Yes indeed - and unearned income was taxed at 98%. But I'd say that
increasing tax to 75% is more left wing than
reducing it to 75% :
. As I'm repeatedly being told: "conditions have changed". If Corbyn said he was going to increase tax to 90% there'd be zero percent chance of him getting elected.
If you want to compare Corbynism with Butskellism, you’re going to find many measures that put Corbyn to the right of Butskellism. And the question you’ve got to ask yourself is
why? Why is Corbyn now portrayed as “way out radical”, when Churchill of all people precided over a 90% top rate of income tax? And that’s what
butchersapron and
redsquirrel have been trying to explain.
Discussions of how left wing he is are a bit meaningless, though. I think he's about as left wing (probably more so) as would be allowed to win an election. What
has meaning are what chance is what effect his policies would make on peoples' lives. Ending austerity and introducing rent controls (depending at what level of course) would on their own make things a lot easier for a lot of people.
I'm not trying to get back to the great days of capitalism and I'm not saying we'll get the same benefits as the PWSC. To be honest I think we're fucked anyway with the environmental problems that are coming, but I do however think the policy is worth trying in the meantime.
The recent conversation between you and me was along the lines of:
you: "I think people are wasting their time trying to get labour elected"
me: "yes fair enough but that's up to them and shouldn't be dissuaded from that"
you: "yes I wouldn't try to dissuade them".
Jobsagoodun, agreed, end of that conversation.

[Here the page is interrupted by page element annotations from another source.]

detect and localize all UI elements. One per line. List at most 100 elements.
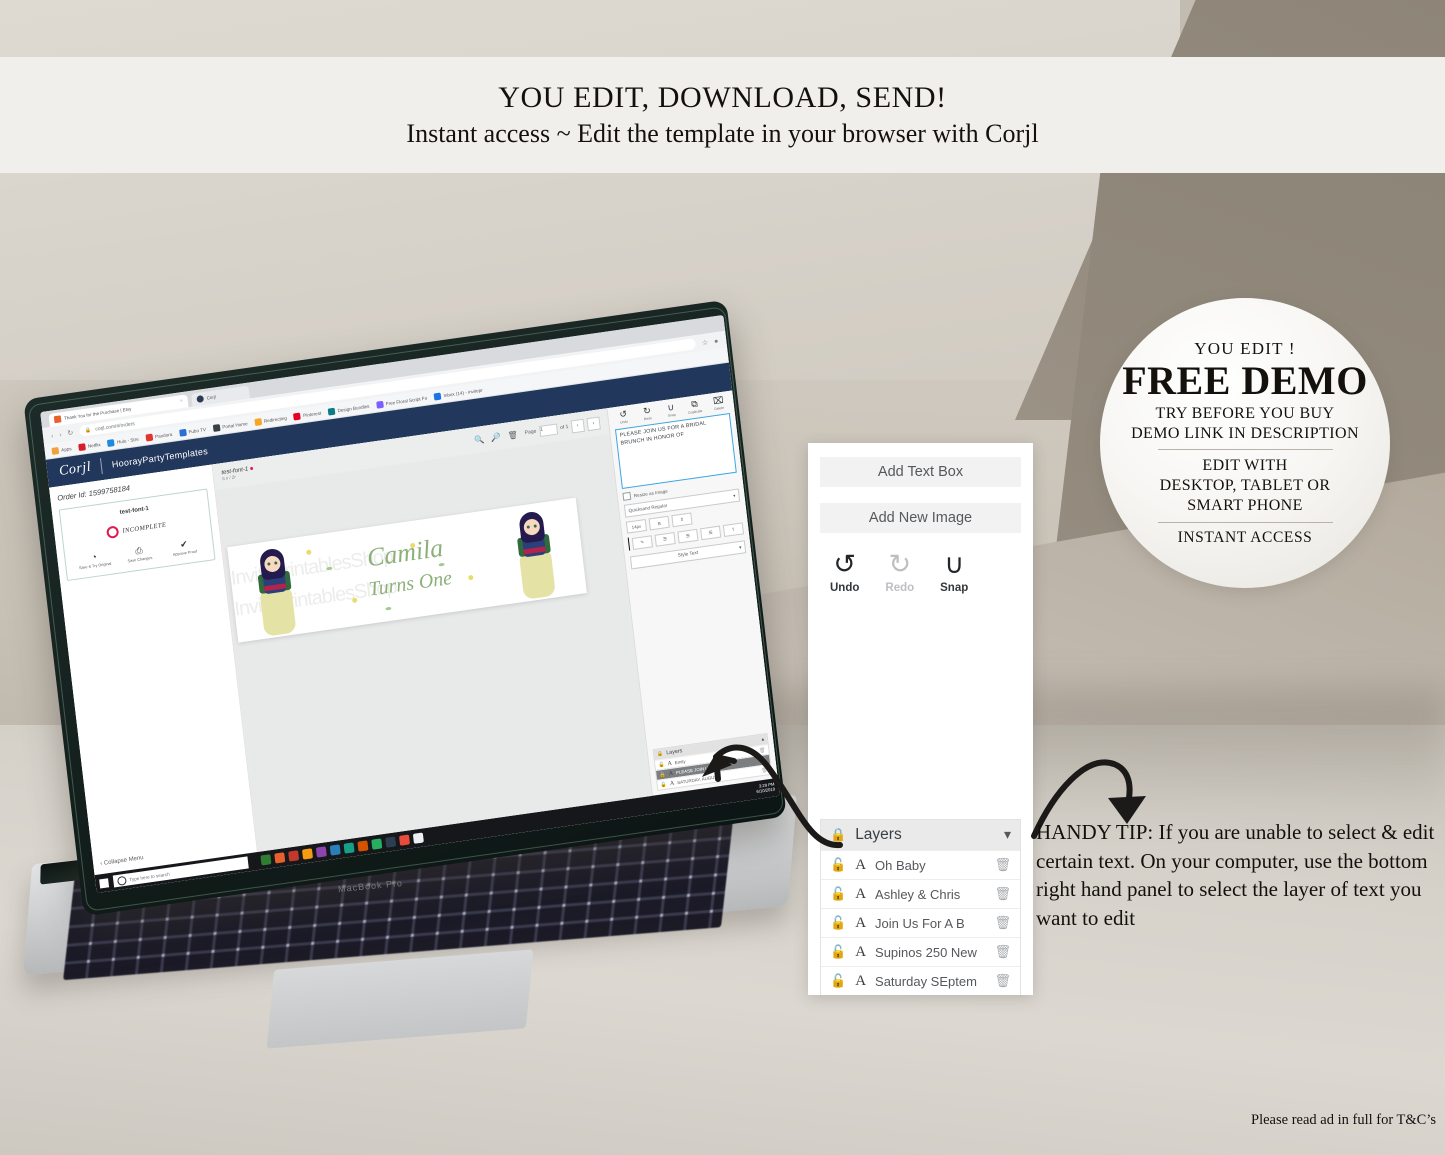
zoom-out-icon[interactable]: 🔎 [490,432,501,442]
align-left-button[interactable]: ☰ [654,531,676,547]
unlock-icon[interactable]: 🔓 [830,916,846,931]
taskbar-app-icon[interactable] [288,850,300,862]
bookmark-favicon-icon [254,417,262,426]
bookmark-item[interactable]: Design Bundles [327,402,370,416]
layer-order-button[interactable]: ⇧ [722,521,744,537]
chevron-down-icon[interactable]: ▾ [1004,827,1011,844]
bookmark-item[interactable]: Fubo TV [178,426,207,437]
add-text-box-button[interactable]: Add Text Box [820,457,1021,487]
editor-tool-snap[interactable]: ∪ Snap [660,402,681,419]
design-banner[interactable]: InvitePrintablesShop InvitePrintablesSho… [227,497,587,643]
panel-tool-undo[interactable]: ↺ Undo [830,551,859,594]
taskbar-app-icon[interactable] [329,844,341,856]
page-input[interactable]: 1 [538,423,558,437]
bookmark-item[interactable]: Pinterest [293,409,321,420]
handy-tip-text: HANDY TIP: If you are unable to select &… [1036,820,1435,930]
taskbar-app-icon[interactable] [274,852,286,864]
laptop-trackpad [266,949,534,1049]
bookmark-item[interactable]: Netflix [78,441,101,451]
taskbar-app-icon[interactable] [357,840,369,852]
add-new-image-button[interactable]: Add New Image [820,503,1021,533]
cortana-icon [116,875,127,886]
align-center-button[interactable]: ☰ [677,528,699,544]
taskbar-app-icon[interactable] [315,846,327,858]
bookmark-item[interactable]: Pandora [145,430,172,442]
bookmark-item[interactable]: Hulu - Stre [107,435,139,447]
unlock-icon[interactable]: 🔓 [830,945,846,960]
reload-icon[interactable]: ↻ [67,428,74,437]
close-icon[interactable]: × [180,399,183,404]
chevron-up-icon[interactable]: ▴ [761,736,764,742]
layer-label: Saturday SEptem [875,973,977,989]
editor-tool-redo[interactable]: ↻ Redo [637,405,658,422]
bookmark-item[interactable]: Apps [51,445,72,455]
profile-icon[interactable]: ● [714,336,719,345]
layers-title: Layers [855,826,902,843]
lock-icon[interactable]: 🔓 [658,761,665,768]
lock-icon[interactable]: 🔓 [660,781,667,788]
unlock-icon[interactable]: 🔓 [830,858,846,873]
layer-row[interactable]: 🔓 A Oh Baby 🗑 [821,850,1020,879]
bookmark-item[interactable]: Portal Home [212,420,248,432]
unlock-icon[interactable]: 🔓 [830,974,846,989]
undo-icon: ↺ [833,549,856,580]
taskbar-app-icon[interactable] [260,854,272,866]
unlock-icon[interactable]: 🔓 [830,887,846,902]
align-right-button[interactable]: ☰ [700,525,722,540]
bookmark-item[interactable]: Redirecting [254,414,287,426]
star-icon[interactable]: ☆ [701,338,708,347]
bookmark-favicon-icon [327,407,336,416]
canvas-file-name: test-font-1 5 x / 2r [221,466,254,482]
trash-icon[interactable]: 🗑 [994,916,1011,931]
delete-icon[interactable]: 🗑 [507,430,518,440]
taskbar-app-icon[interactable] [301,848,314,860]
text-edit-area[interactable]: PLEASE JOIN US FOR A BRIDAL BRUNCH IN HO… [614,413,737,489]
template-card-action[interactable]: ◔ Save & Try Original [77,551,112,571]
editor-tool-delete[interactable]: ⌧ Delete [708,395,729,412]
design-canvas[interactable]: InvitePrintablesShop InvitePrintablesSho… [215,434,652,852]
trash-icon[interactable]: 🗑 [994,945,1011,960]
text-layer-icon: A [855,943,867,960]
prev-page-button[interactable]: ‹ [570,418,585,433]
taskbar-app-icon[interactable] [343,842,355,854]
trash-icon[interactable]: 🗑 [994,858,1011,873]
taskbar-app-icon[interactable] [385,836,397,848]
bookmark-favicon-icon [375,400,384,409]
header-band: YOU EDIT, DOWNLOAD, SEND! Instant access… [0,57,1445,173]
zoom-in-icon[interactable]: 🔍 [474,434,485,444]
line-height-button[interactable]: ⇕ [671,512,693,528]
template-card-action[interactable]: ✔ Approve Proof [167,538,202,558]
editor-tool-duplicate[interactable]: ⧉ Duplicate [684,398,705,416]
font-size-select[interactable]: 14px [625,518,648,534]
panel-tool-snap[interactable]: ∪ Snap [940,551,968,594]
eyedropper-button[interactable]: ✎ [631,534,653,550]
editor-tool-undo[interactable]: ↺ Undo [613,409,634,426]
trash-icon[interactable]: 🗑 [760,757,767,764]
tab2-title: Corjl [206,394,217,401]
template-card-action[interactable]: ⎙ Save Changes [122,544,157,564]
badge-devices-2: SMART PHONE [1187,497,1303,515]
layer-label: Oh Baby [875,857,926,873]
layers-header[interactable]: 🔒 Layers ▾ [821,820,1020,850]
trash-icon[interactable]: 🗑 [759,747,766,754]
layer-row[interactable]: 🔓 A Saturday SEptem 🗑 [821,966,1020,995]
text-color-swatch[interactable] [627,537,631,551]
forward-icon[interactable]: › [59,430,62,438]
layer-row[interactable]: 🔓 A Ashley & Chris 🗑 [821,879,1020,908]
back-icon[interactable]: ‹ [51,431,54,439]
layer-row[interactable]: 🔓 A Join Us For A B 🗑 [821,908,1020,937]
taskbar-app-icon[interactable] [371,838,383,850]
layer-row[interactable]: 🔓 A Supinos 250 New 🗑 [821,937,1020,966]
trash-icon[interactable]: 🗑 [761,767,768,774]
trash-icon[interactable]: 🗑 [994,974,1011,989]
next-page-button[interactable]: › [586,415,601,431]
duplicate-icon: ⧉ [690,398,699,410]
header-line-1: YOU EDIT, DOWNLOAD, SEND! [498,81,947,114]
windows-start-icon[interactable] [99,877,110,888]
bold-button[interactable]: B [648,515,670,531]
taskbar-app-icon[interactable] [398,834,411,846]
trash-icon[interactable]: 🗑 [994,887,1011,902]
template-card[interactable]: test-font-1 INCOMPLETE ◔ Save & Try Origi… [58,488,216,582]
taskbar-app-icon[interactable] [412,832,424,844]
lock-icon[interactable]: 🔓 [659,771,666,778]
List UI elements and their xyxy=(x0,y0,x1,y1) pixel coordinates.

That's not what I'm hearing though. It seems the discussion is that it's no use anybody trying to get labour elected because they're crap anyway and conditions have changed so it won't work. Well yes I despair at a lot of Labour MPs but conditions weren't that fucking great after WW2 either and I think the policies should at least be given a go.
Again - what else should a government be doing other than investing in infrastructure and people? And I think it's perfectly valid to ask if we don't do that, what alternative is being proposed?